State financial entities like the Korea Development Bank (KDB), Export-Import Bank of Korea (Eximbank), Industrial Bank and institutions all feared losing their power. They campaigned heavily against the plan. The so-called restructuring work only ended with the re-merging of KDB and the policy finance corporation that had been split up under the previous government of President Lee Myung-bak. Policymakers now regret that the situation would not have become so grave and costly if the restructuring had been different.

The government kicked off restructuring on the shipping and shipbuilding sectors. Earlier this month, the government pledged to create an 11 trillion won ($9.37 billion) fund to recapitalize state banks to stock up ammunition to aid their restructuring. Another 1 trillion won would go into Korea Eximbank. The government was, again, digging into the pockets of taxpayers to clean up a corporate mess.

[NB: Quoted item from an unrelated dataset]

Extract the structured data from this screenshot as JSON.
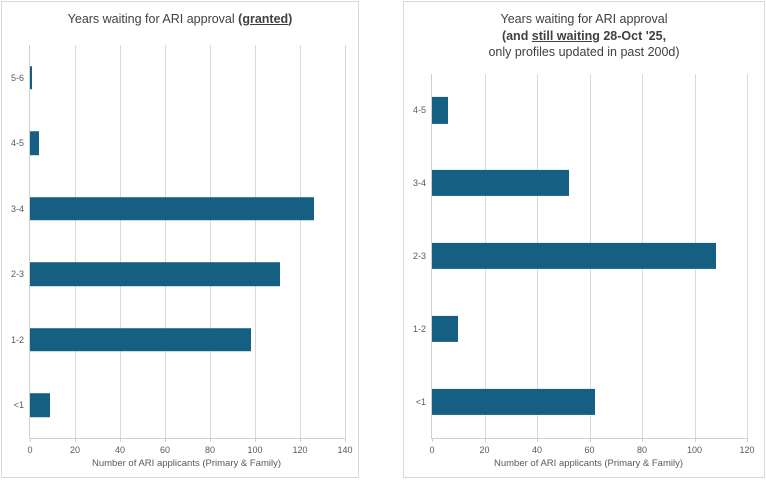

Daewoo Shipbuilding and Marine Engineering cooked their books to hide losses of billions of dollars to claim it was the only among the three shipbuilding majors to make a profit back in 2013 and 2014. KDB, which owned the company, did not bother to check up on the shipbuilder that insured high-paying post-retirement placements for the bank’s executives. The government decided on a fresh bailout fund for the shipbuilder in a discreet meeting at the Blue House instead of discussing it through official channels.

Government subsidies played a significant role in Korea’s fast industrialization and modernization. It bred industries and helped draw foreign funding to social infrastructures like rails and roads. They were instrumental in cleaning up poor companies following the 1997 financial crisis and fostered venture industries. There always had been controversies of favoritism for large companies, but it helped to do more good than harm for the economy.

But we live in a different world today. Justice and reasoning for subsidies has waned. Companies can draw funds from overseas and easily raise money cheaply at home due to low interest rates. Yet the role of subsidies is getting bigger in our country as seen with the case of shipping and shipbuilding restructuring. Subsidy failures are being compensated and bailed out with new subsidies.

Excess can always be harmful. Subsidies are the same. Korea’s government subsidies reached 7.33 percent of its gross domestic product at the end of 2014, sharply higher than 0.99 percent of Germany, 0.83 percent of Canada, 0.45 percent of the United States, and 0.03 percent of Britain. In Korea, subsidies mostly benefit large companies instead of weaker, smaller ones. Bailouts of poorly-run large companies are funded at the expense of smaller companies and taxpayers.

This is hardly normal or sustainable. The economy should lessen reliance on large companies and instead be driven by start-ups and new-growth industries. Resources are wasted on zombie companies and private finance cannot grow weighed down by their bad debt. Yet there is no mechanism to rein in the practice. For the sake of the economy’s future, we must break the habit of subsidization.

JoongAng Ilbo, Jun. 16, Page 28


*The author is an editorial writer of the JoongAng Ilbo.